Start firefox browser, open URL and search for Firebug add-on. You will see the following screen. You may notice different version of firebug based on your existing firefox version. Add this extension to your Firefox by clicking button ‘Add to Firefox’.
Firepath Addon

This action may ask to restart your firefox. Make sure you do not have any unsaved changes on any firefox instance opened on your computer. Once Firefox restarts, you will see the following icon in the browser’s add-on area. Now you can start using firebug.



Firepath is firebug extension and adds a development tool to edit and identify XPath or CSS selector of web element. To install firepath, you need to do the same as firebug in above steps and restart the browser. Once browser started, you can start using it.

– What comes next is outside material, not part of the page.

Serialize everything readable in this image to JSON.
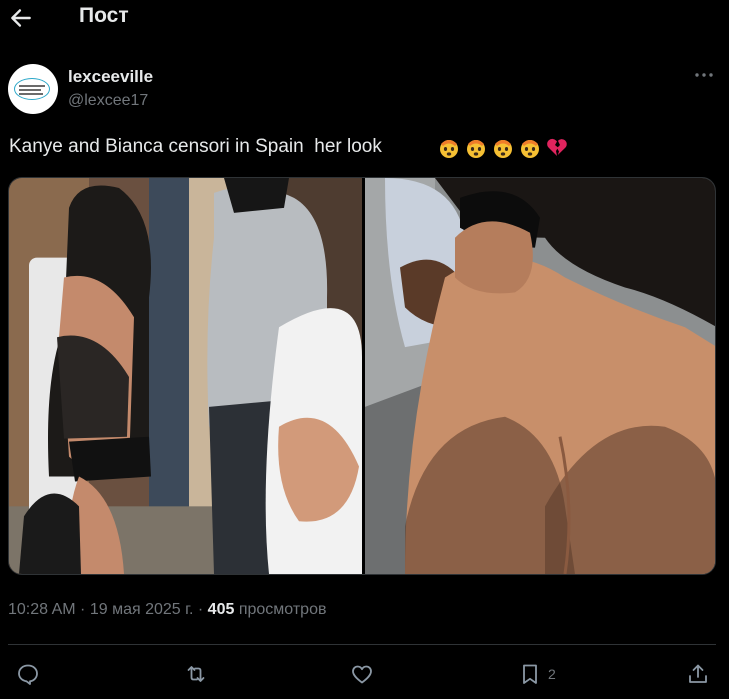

Now you want to understand about an element like HTML code, XPath, and properties of that target element. Take an example, my application under test is, and I want to click on ‘Add to Cart’ button on the Nexus phone. Take your cursor to the desired button or element, do right click and choose “Inspect Element with firebug’ as below.

Firepath Addon

As soon as you click on the last option in the above dialog, you will see developer tool open where you can see all HTML code for the web page. There is no need to go into detail with other tabs which I will go in later chapters.

Firepath Addon

you can see Firepath tab on the above screen too. Now you if you want to have your script to click on this button, you have to give the locator of the button. The locator is a unique address of an element on the webpage so that your script can find and act on it. To find the locator either you can right click on the highlighted element on the above screen inside developer tool and select “Copy XPath” or “Copy CSS Path” as given below and save in your script at an appropriate place.

Firepath Addon

Firepath can better help to get CSS or XPath than getting from here. Go to FirePath tab in firebug tool and click inspect element and then point to target element on the webpage. It will highlight target element and give you the option to choose XPath/classpath as per your choice as below.

Firepath Addon

In Chrome Browser

If you are using google chrome, developer tool is already there. You do not have to worry about. Put your mouse cursor to the element where you want to perform the action, and do right click and choose “Inspect”. Developer tool will automatically open. right click on the highlighted and you can choose to copy XPath or CSS Selector as below.

Firepath Addon

There are many chrome extensions are available which can help you to find locator from chrome browser. You can play along with them and see if those are easy enough to use. There is no perfect tool but each developer in the world building something which is making our life easier. You can see various tabs above and we will talk more about that some other time.


Thanks for reading and your valuable feedback is important to make this website helpful for others. Do not hesitate to correct if you find any mistake or unclear line. I will try to improve and update periodically.